Hal ini tidak berarti bahwa apa yang mereka lakukan tidak disukai.

Namun ada banyak budaya, pengetahuan, dan pengalaman menakjubkan yang mengubah hidup yang dapat diperoleh seseorang di dalam hotel dengan segala kenyamanan rumah mereka di Ayala Alabang, selain, katakanlah, selancar bank.

PESELANCAR COUCH MUDAH.  Dengan couchsurfer di Munich, Jerman.  Foto oleh Arbie T.Baguios

Saya menduga anak muda Filipina cenderung menjadi “turis” dibandingkan “wisatawan” karena kondisi ekonomi dan budaya negara kita yang tidak mendorong kemerdekaan.

Meskipun sebagian besar wisatawan muda yang saya temui membiayai diri mereka sendiri, sebagian besar orang Filipina hanya dapat melakukan perjalanan jika mereka mengikuti liburan keluarga yang dibiayai oleh orang tua mereka. Dan meskipun sebagian besar wisatawan muda yang saya temui sendirian, bersama pasangan, atau dalam kelompok yang tidak lebih dari 4 orang, sebagian besar orang Asia (terutama orang Korea) yang saya lihat bersama keluarga dan keluarga mereka, dalam kelompok yang terdiri dari 10 hingga 20 orang, pada naik bus wisata, ditemani oleh pemandu wisata.

Ketidaktergantungan ekonomi dan budaya generasi muda Filipina saling memperkuat satu sama lain dalam siklus yang tiada henti.

Singkatnya: perekonomian kita lemah, banyak orang yang menganggur, generasi muda tidak mempunyai pekerjaan, sehingga generasi muda menjadi bergantung secara finansial pada orang yang lebih tua. Itu sebabnya negara kita memiliki generasi muda yang pada akhir usia 20-an belum benar-benar terjun ke dunia nyata, masih tinggal bersama keluarga dan memiliki pandangan dunia yang terbatas.

Namun, ini bukan kesalahan kami – setidaknya tidak sepenuhnya. Bagaimanapun, pilihan kita terbatas pada kondisi sosial dan ekonomi masyarakat kita, yang berada di luar kendali kita.

Maka, dengan diagnosis situasi rekan-rekan muda Filipina saya ini, muncullah permohonan.

LANJUT KE PETUALANGAN BERIKUTNYA.  Di jalan menunggu bus di Taman Nasional Khao Sok, Thailand.  Foto oleh Arbie T.Baguios

Di Filipina, bisa bepergian biasanya merupakan sebuah keistimewaan yang diperoleh melalui lotere genetik karena dilahirkan dalam keluarga yang mampu. Oleh karena itu, hak istimewa ini harus digunakan dengan cara yang paling memperkaya.

Jadi ketika ada kesempatan berikutnya untuk menjelajahi dunia luar, lewati kapal pesiar mewah atau hotel kelas atas dan cobalah mengemudi atau itu Klub Perhotelan.

Lakukan sendiri atau bersama teman.
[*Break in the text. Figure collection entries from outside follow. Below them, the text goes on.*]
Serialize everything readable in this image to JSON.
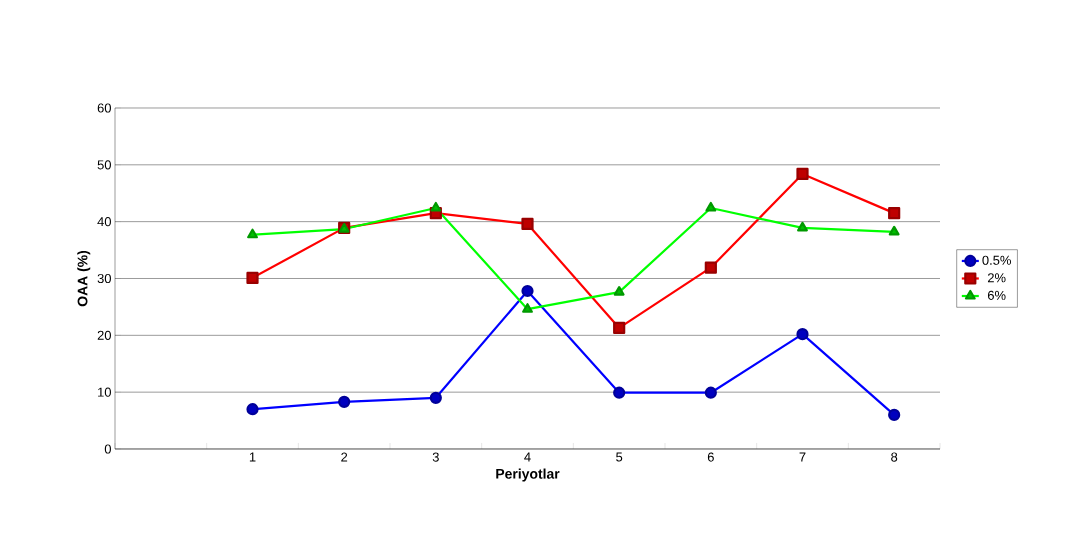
{
  "chart_data": {
    "type": "line",
    "xlabel": "Periyotlar",
    "ylabel": "OAA (%)",
    "categories": [
      null,
      "1",
      "2",
      "3",
      "4",
      "5",
      "6",
      "7",
      "8"
    ],
    "series": [
      {
        "name": "0.5%",
        "color": "#0000ff",
        "marker": "circle",
        "values": [
          null,
          7.0,
          8.3,
          9.0,
          27.8,
          9.9,
          9.9,
          20.2,
          6.0
        ]
      },
      {
        "name": "2%",
        "color": "#ff0000",
        "marker": "square",
        "values": [
          null,
          30.1,
          38.9,
          41.5,
          39.6,
          21.3,
          31.9,
          48.4,
          41.5
        ]
      },
      {
        "name": "6%",
        "color": "#00ff00",
        "marker": "triangle",
        "values": [
          null,
          37.7,
          38.7,
          42.4,
          24.6,
          27.6,
          42.4,
          38.9,
          38.2
        ]
      }
    ],
    "ylim": [
      0,
      60
    ],
    "yticks": [
      0,
      10,
      20,
      30,
      40,
      50,
      60
    ],
    "grid": "y",
    "legend": "right",
    "line_style": "solid"
  }
}
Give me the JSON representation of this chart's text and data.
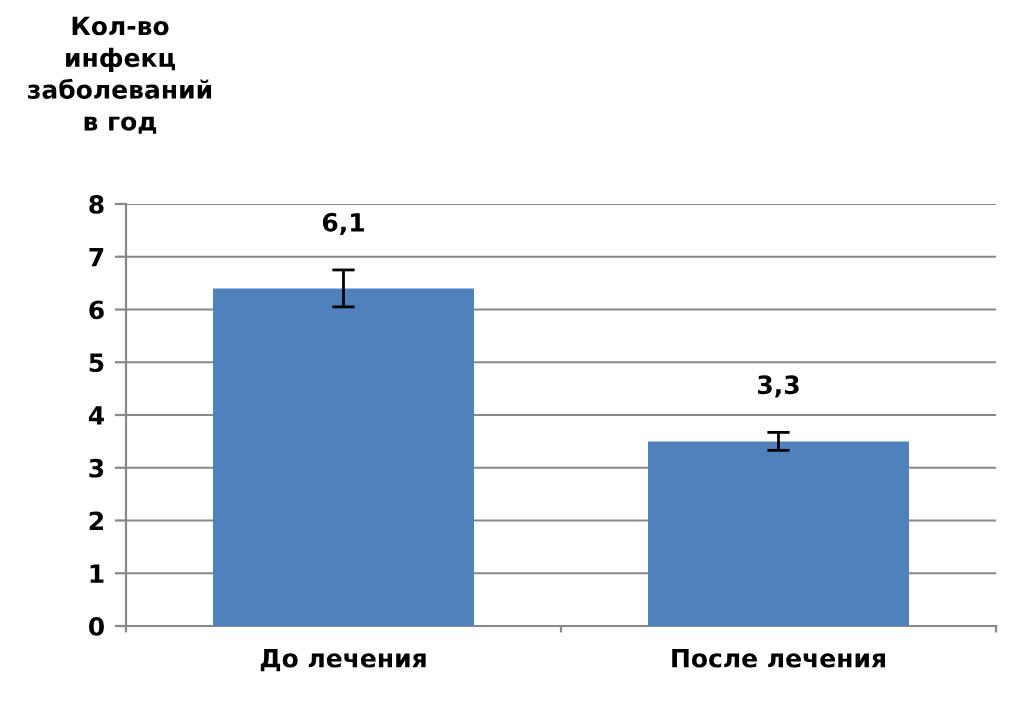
{
  "chart_data": {
    "type": "bar",
    "ylabel": "Кол-во\nинфекц\nзаболеваний\nв год",
    "categories": [
      "До лечения",
      "После лечения"
    ],
    "values": [
      6.4,
      3.5
    ],
    "errors": [
      0.35,
      0.17
    ],
    "annotations": [
      "6,1",
      "3,3"
    ],
    "color": "#4f81bd",
    "ylim": [
      0,
      8
    ],
    "yticks": [
      0,
      1,
      2,
      3,
      4,
      5,
      6,
      7,
      8
    ],
    "grid": "y",
    "legend": false
  }
}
Mungkin tidak nyaman tanpa kehadiran ibu dan ayah, tapi saya jamin ini akan menjadi pengalaman yang mengubah hidup.

Bepergian adalah sebuah hak, namun yang lebih penting, itu adalah sebuah kewajiban.

Kita berhutang budi kepada masyarakat dan diri kita sendiri untuk menjadi lebih mandiri, memperluas perspektif kita terhadap dunia dan peduli terhadap hal-hal penting di luar nusantara.
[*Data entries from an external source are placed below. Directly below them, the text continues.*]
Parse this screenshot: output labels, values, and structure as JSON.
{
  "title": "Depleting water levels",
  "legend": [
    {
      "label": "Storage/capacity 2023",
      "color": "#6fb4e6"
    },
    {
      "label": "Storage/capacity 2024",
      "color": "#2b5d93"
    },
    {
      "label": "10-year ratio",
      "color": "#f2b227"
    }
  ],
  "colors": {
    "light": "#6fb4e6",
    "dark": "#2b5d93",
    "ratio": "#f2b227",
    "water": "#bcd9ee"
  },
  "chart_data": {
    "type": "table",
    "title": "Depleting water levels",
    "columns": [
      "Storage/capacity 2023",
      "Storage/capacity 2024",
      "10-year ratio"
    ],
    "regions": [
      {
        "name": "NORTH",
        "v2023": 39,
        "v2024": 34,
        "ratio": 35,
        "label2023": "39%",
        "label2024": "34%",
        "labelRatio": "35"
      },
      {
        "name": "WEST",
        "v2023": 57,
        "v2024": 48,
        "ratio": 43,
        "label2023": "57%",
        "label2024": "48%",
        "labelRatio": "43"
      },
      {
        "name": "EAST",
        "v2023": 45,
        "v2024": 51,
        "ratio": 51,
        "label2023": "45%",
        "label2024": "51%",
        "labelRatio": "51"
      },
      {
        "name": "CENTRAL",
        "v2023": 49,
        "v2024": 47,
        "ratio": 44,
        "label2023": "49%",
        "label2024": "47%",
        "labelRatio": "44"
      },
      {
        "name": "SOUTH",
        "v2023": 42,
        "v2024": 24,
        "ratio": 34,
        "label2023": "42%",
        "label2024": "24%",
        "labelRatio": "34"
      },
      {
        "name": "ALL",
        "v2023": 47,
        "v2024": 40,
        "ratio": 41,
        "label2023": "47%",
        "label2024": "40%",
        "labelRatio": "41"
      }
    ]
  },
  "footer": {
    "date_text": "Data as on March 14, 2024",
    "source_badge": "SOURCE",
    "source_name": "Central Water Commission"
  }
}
Generasi muda Filipina yang sering bepergian berarti orang Filipina yang lebih inovatif, berpikiran terbuka, dan memahami di masa depan.
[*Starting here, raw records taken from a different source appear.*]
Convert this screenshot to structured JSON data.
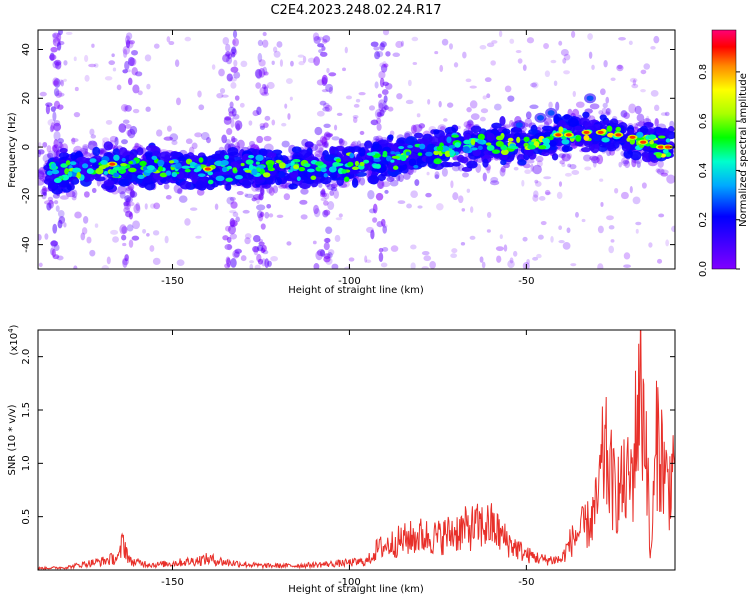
{
  "title": "C2E4.2023.248.02.24.R17",
  "spectrogram": {
    "ylabel": "Frequency (Hz)",
    "xlabel": "Height of straight line (km)",
    "xlim": [
      -188,
      -8
    ],
    "ylim": [
      -50,
      48
    ],
    "xticks": [
      "-150",
      "-100",
      "-50"
    ],
    "xtick_values": [
      -150,
      -100,
      -50
    ],
    "yticks": [
      "-40",
      "-20",
      "0",
      "20",
      "40"
    ],
    "ytick_values": [
      -40,
      -20,
      0,
      20,
      40
    ],
    "colorbar": {
      "label": "Normalized spectral amplitude",
      "ticks": [
        "0.0",
        "0.2",
        "0.4",
        "0.6",
        "0.8"
      ],
      "tick_values": [
        0.0,
        0.2,
        0.4,
        0.6,
        0.8
      ],
      "range": [
        0,
        0.97
      ]
    }
  },
  "snr": {
    "ylabel": "SNR (10 * v/v)",
    "scale_label": "(x10",
    "scale_exp": "4",
    "scale_close": ")",
    "xlabel": "Height of straight line (km)",
    "xticks": [
      "-150",
      "-100",
      "-50"
    ],
    "xtick_values": [
      -150,
      -100,
      -50
    ],
    "yticks": [
      "0.5",
      "1.0",
      "1.5",
      "2.0"
    ],
    "ytick_values": [
      0.5,
      1.0,
      1.5,
      2.0
    ],
    "xlim": [
      -188,
      -8
    ],
    "ylim": [
      0,
      2.25
    ],
    "line_color": "#e8302a"
  },
  "chart_data": [
    {
      "type": "heatmap",
      "title": "C2E4.2023.248.02.24.R17",
      "xlabel": "Height of straight line (km)",
      "ylabel": "Frequency (Hz)",
      "xlim": [
        -188,
        -8
      ],
      "ylim": [
        -50,
        48
      ],
      "colorbar_label": "Normalized spectral amplitude",
      "ridge": {
        "x": [
          -185,
          -170,
          -155,
          -140,
          -125,
          -110,
          -100,
          -90,
          -80,
          -70,
          -60,
          -50,
          -40,
          -30,
          -20,
          -10
        ],
        "y": [
          -10,
          -9,
          -8,
          -9,
          -9,
          -8,
          -7,
          -5,
          -2,
          0,
          1,
          2,
          5,
          6,
          3,
          0
        ]
      }
    },
    {
      "type": "line",
      "xlabel": "Height of straight line (km)",
      "ylabel": "SNR (10 * v/v)",
      "xlim": [
        -188,
        -8
      ],
      "ylim": [
        0,
        2.25
      ],
      "series": [
        {
          "x": [
            -188,
            -180,
            -175,
            -170,
            -165,
            -164,
            -162,
            -155,
            -145,
            -140,
            -135,
            -125,
            -115,
            -105,
            -95,
            -92,
            -85,
            -80,
            -75,
            -70,
            -65,
            -60,
            -55,
            -50,
            -45,
            -40,
            -38,
            -35,
            -32,
            -30,
            -28,
            -25,
            -22,
            -20,
            -18,
            -16,
            -15,
            -13,
            -10,
            -8
          ],
          "y": [
            0.02,
            0.03,
            0.07,
            0.1,
            0.15,
            0.35,
            0.1,
            0.06,
            0.1,
            0.13,
            0.09,
            0.05,
            0.05,
            0.07,
            0.1,
            0.25,
            0.35,
            0.4,
            0.38,
            0.45,
            0.5,
            0.52,
            0.32,
            0.18,
            0.12,
            0.12,
            0.3,
            0.45,
            0.55,
            0.75,
            1.4,
            0.9,
            1.0,
            1.1,
            2.22,
            1.5,
            0.08,
            1.6,
            0.95,
            1.3
          ]
        }
      ]
    }
  ]
}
Baru-baru ini saya melihat di Internet inisiatif untuk membuat Filipina sebuah merek dagang. Dan cara apa yang lebih baik untuk memberi merek kepada diri kita sendiri selain pergi ke sana, berbagi budaya kita, dan menunjukkan kebanggaan Filipina yang legendaris kepada wisatawan yang kita temui di sepanjang perjalanan.

Kita mengenal mereka, mereka mengenal kita.

JALAN MANA YANG HARUS DILAKUKAN?  Sebuah plang di Koh Phi Phi, Thailand.  Foto oleh Arbie T.Baguios

Santo Agustinus pernah berkata, “Dunia ini adalah sebuah buku, dan mereka yang tidak melakukan perjalanan hanya membaca satu halaman.”

Oleh karena itu, marilah kita menggunakan hak kita dan memenuhi kewajiban kita untuk melakukan perjalanan, tidak hanya untuk menemukan halaman-halaman lain, tetapi juga untuk menulis ulang bab yang terkontaminasi dari negara kita yang indah ini ke dalam buku dunia.

Jika kita terus bergerak, masyarakat kita juga akan bergerak. – Rappler.com

Klik tautan di bawah untuk informasi lebih lanjut.